What is the Difference Between EPDM and FKM?
EPDM and FKM differ in the sense that one is a synthetic elastomer whereas the other is a fluoroelastomer. Each UV resistant elastomer are highly durable materials that have the ability to withstand damaging environmental factors and industrial chemicals. FKM, also known as fluoroelastomers, fluorocarbons, or Viton, are highly resilient materials that are resistant to aging, ozone, UV rays, oils, heat, and caustic chemical solvents. Sheet EPDM is also very resistant to most chemical solvents, UV rays, ozone, and heat, but it is not resistant to oils or gasoline like FKM. Fluoroelastomers are generally used in applications that are too abrasive for even synthetic elastomers. For instance, “Fluoroelastomers have excellent heat and flame resistance, and outstanding resistance to aging, ozone, oxidizers, oils, and many chemicals… [they are] only used when the components have to withstand especially harsh environments” (polymerdatabase.com). Although both elastomers are highly resistant to heat, FKM has a slightly broader operating temperature range. FKM has an operating temperature range of -5 to +445 degrees Fahrenheit whereas sheet EPDM has an operating temperature range of -40 to 212 degrees Fahrenheit (polymerdatabase.com). Despite these differences in properties, FKM and EPDM rolls are highly resilient materials that retain high tensile strengths and low compressions sets, giving them a high degrees of tear resistance under extreme stress allowing them to be excellent outdoor rubber materials.

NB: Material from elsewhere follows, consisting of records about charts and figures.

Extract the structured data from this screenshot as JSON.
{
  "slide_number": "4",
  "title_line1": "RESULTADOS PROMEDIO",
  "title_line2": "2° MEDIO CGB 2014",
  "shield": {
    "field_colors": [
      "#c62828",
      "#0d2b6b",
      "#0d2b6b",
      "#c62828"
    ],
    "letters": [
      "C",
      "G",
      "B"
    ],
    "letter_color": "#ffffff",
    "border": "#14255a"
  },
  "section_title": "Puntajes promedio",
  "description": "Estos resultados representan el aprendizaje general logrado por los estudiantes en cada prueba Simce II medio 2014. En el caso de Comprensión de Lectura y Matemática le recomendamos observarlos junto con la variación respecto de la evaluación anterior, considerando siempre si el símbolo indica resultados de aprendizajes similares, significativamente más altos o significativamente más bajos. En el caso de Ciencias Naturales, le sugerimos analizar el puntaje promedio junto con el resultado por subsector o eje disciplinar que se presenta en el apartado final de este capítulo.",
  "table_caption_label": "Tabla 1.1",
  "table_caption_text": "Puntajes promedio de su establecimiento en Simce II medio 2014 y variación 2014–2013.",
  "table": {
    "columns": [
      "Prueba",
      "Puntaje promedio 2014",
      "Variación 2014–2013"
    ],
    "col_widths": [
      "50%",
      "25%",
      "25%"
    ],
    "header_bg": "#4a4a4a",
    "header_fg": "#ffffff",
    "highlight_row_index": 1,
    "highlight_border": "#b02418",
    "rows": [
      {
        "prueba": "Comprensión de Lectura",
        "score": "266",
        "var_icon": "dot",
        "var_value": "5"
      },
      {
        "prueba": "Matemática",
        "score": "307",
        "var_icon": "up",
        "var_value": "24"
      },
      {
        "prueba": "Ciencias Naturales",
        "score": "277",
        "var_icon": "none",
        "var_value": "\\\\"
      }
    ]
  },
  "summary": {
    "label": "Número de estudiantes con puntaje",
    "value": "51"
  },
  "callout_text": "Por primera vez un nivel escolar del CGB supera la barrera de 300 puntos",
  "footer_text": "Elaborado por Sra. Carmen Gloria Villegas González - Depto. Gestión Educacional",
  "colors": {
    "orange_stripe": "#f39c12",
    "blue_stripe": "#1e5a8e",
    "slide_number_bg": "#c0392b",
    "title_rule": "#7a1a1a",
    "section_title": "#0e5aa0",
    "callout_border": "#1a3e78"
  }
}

Sheet EPDM and TPO are highly weatherproof materials that are both commonly used for roofing applications. Although they have similar environmental resistance properties, TPO differs from sheet EPDM. For instance, TPO is considered a fluoroelastomer, which are resilient elastomers that are used in abrasive applications synthetic rubber cannot withstand. Due to these resilient properties, TPO is often used for roofing applications or for producing extruded or molded products. On the other hand, sheet EPDM is known for being the superior outdoor rubber material and is generally used in the production of industrial or outdoor rubber parts, such as seals and gaskets. Overall, TPO and EPDM products are resilient and long-lasting materials that will offer durable applications in outdoor settings.